En décembre 1980, 61% des Français étaient « personnellement favorables » à la peine de mort. En juillet 1984, ils étaient encore 55%. En 1998, 50%. En septembre 2006, 25 ans après l’abolition, 42% des Français étaient favorables au rétablissement de la peine capitale. Fin 2009, ils n’étaient plus qu’un petit tiers (32%). Fut-elle lente et limitée, cette évolution de l’opinion sur un sujet névralgique était essentielle dans le regard que les élites politiques et médiatiques portent sur elles-mêmes.

Pour réussir la conversion d’une plèbe barbare en nation civilisée, les gouvernants devaient savoir bousculer la démocratie et agir en avant-garde éclairée.
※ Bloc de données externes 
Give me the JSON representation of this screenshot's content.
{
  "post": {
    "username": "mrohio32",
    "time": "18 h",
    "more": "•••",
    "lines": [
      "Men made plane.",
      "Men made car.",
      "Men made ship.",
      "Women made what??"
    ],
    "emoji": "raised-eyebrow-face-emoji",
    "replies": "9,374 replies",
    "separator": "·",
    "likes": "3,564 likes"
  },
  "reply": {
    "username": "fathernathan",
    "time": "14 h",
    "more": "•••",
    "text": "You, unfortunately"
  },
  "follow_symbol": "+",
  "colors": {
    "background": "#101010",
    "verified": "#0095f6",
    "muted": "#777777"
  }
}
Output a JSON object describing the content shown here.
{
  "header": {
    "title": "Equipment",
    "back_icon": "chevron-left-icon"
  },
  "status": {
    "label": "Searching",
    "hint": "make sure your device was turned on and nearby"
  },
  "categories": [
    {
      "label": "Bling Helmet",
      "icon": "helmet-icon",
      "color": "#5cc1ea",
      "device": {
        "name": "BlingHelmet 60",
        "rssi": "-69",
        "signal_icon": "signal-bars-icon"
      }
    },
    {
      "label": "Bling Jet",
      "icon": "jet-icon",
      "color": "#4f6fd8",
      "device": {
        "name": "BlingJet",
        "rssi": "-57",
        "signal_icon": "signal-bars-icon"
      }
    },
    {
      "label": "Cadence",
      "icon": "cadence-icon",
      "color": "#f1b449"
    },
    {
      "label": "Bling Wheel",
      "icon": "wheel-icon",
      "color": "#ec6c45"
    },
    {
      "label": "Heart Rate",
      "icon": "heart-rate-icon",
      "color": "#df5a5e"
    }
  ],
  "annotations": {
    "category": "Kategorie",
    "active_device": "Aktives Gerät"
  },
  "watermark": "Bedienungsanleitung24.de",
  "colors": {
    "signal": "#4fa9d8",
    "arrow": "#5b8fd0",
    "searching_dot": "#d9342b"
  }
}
Pour quelques mitterrandophobes, cette leçon d’audace était la seule chose à sauver du double septennat du président socialiste, qui assuma son engagement abolitionniste au risque de compromettre son élection.

Or, contrairement aux fleuves qui remontent rarement vers leur source, les Français reprennent goût à la mort. Au cours des quatre dernières années, le rétablissement de la sanction suprême a gagné 13 points ! Entre octobre 2011 et décembre 2012, les partisans de la guillotine, de l’injection létale, de la chaise électrique ou de la lapidation sont passés de 35% à 45%.

Soulignée par Pascal Perrineau, le directeur du Cevipof qui présentait la 4ème vague du baromètre de la confiance politique *, cette tendance a relancé le débat sur la droitisation de l’opinion. A première vue, en effet, elle s’inscrit en parallèle avec la progression de l’idée qu’il y a trop d’immigrés en France (49% fin 2009, 60% fin 2011 et 65% fin 2012), le recul du soutien aux mariage civil des couples homosexuels (58%, 60% puis 52%) et de l'opinion selon laquelle l’État, pour faire face aux difficultés économiques, devrait "contrôler et réglementer plus étroitement" les entreprises (52%, 58% et désormais 44%).

En réalité, s’agissant d’une question singulière par sa dimension éthique, le tête à queue sur la peine de mort ne remet pas seulement en cause les certitudes de la gauche. Sur ce point qui touche aux profondeurs de l’âme humaine – le droit d’ôter la vie, pour faire trivial – près de la moitié des enfants des Lumières décide d’entrer en sécession avec 100% des états-majors du PS, de l’UMP, du Modem et tous les autres centres, du PCF, des écologistes, du Front de gauche, etc., etc. Quitte à faire, au passage, un bras d’honneur aux médias de tous poils qui assument volontiers, sur ce front, une pensée parfaitement unique.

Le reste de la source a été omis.